The re-emergence of these manual artisan printing techniques is one of my favourite bits of modern craft revival, although they scare me too. Clearly, creative people now should make any physical product as close to fine art as possible. Reduce the size of your print run and allow the digital space to have the mass distribution of audio-visual, yet regain true ownership of the physical items, which you sell on the road. Behave like fine artists when it comes to packaging, processing and print. Then behave like stand-up comedians when it comes to live performance: tour long and hard with as low expenses as possible. Make the tour the living, breathing adventure of a life and include as many smaller towns as you can, because they got left out so badly in the boom years.

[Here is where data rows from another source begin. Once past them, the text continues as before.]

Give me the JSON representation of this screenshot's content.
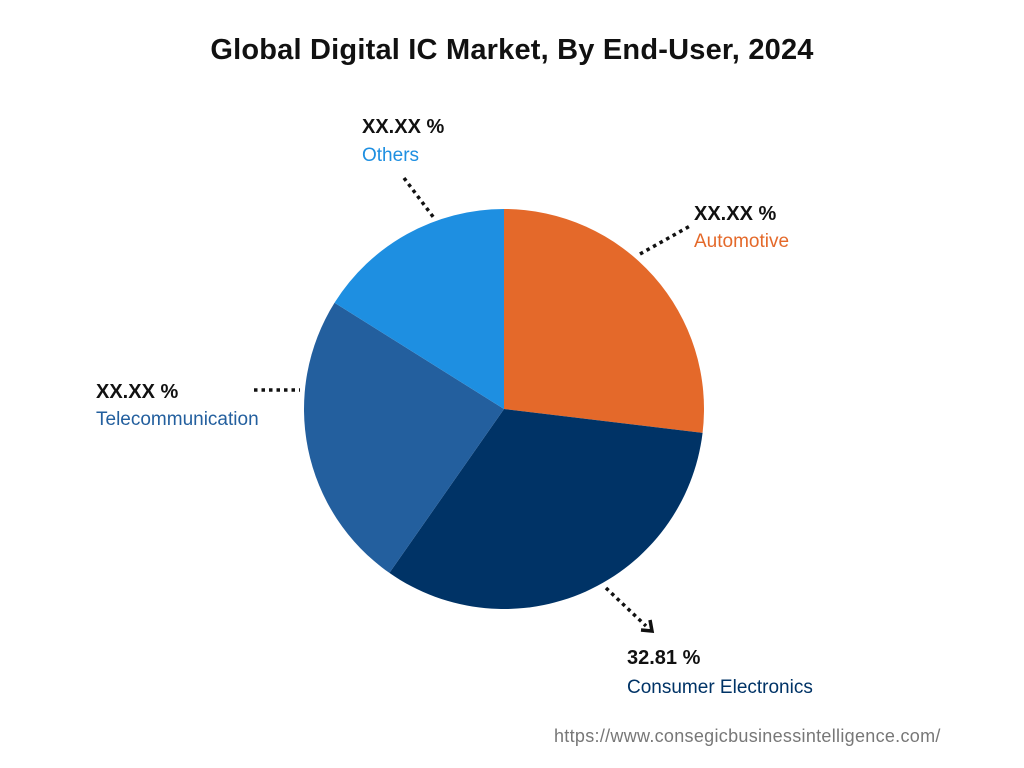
{
  "chart_data": {
    "type": "pie",
    "title": "Global Digital IC Market, By End-User, 2024",
    "slices": [
      {
        "name": "Automotive",
        "value": 26.9,
        "label": "XX.XX %",
        "color": "#E4692A"
      },
      {
        "name": "Consumer Electronics",
        "value": 32.81,
        "label": "32.81 %",
        "color": "#003366"
      },
      {
        "name": "Telecommunication",
        "value": 24.2,
        "label": "XX.XX %",
        "color": "#235F9E"
      },
      {
        "name": "Others",
        "value": 16.09,
        "label": "XX.XX %",
        "color": "#1E8FE1"
      }
    ],
    "start_angle": "top",
    "direction": "clockwise"
  },
  "footer": {
    "url": "https://www.consegicbusinessintelligence.com/"
  }
}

There's something astonishing about the stretching out of time when you go temporarily itinerant and live on the road for a bit. A week ago feels like a month ago because the experiences (both positive and negative) and continual day-to-day change is so involving and enriching.

Roughly 20 copies survive of Blake's Songs Of Innocence, even fewer of the complete Innocence and Experience double limited edition gift pack. It's so exclusive, handmade and steeped in the effort - sweat - of the man at the machine, even without taking any of his actual content into account, it becomes obvious that his closest contemporaries today aren't the art world's mixed media giants, or the digital world's cutting edge intellectuals, or even the speaking poets. Instead they're the edgy outsiders who do it themselves, the self publishing multi-disciplined uncool outsiders, the Billy Childishes or Solo Bass Steves, or personalised clothing eBay resellers, the stall-holders whose ideas get pilfered by the large accessory chains.

William Blake was a 'maker' in the exact same sense that the geek class has now reclaimed the word. The future is makers and walkers, both.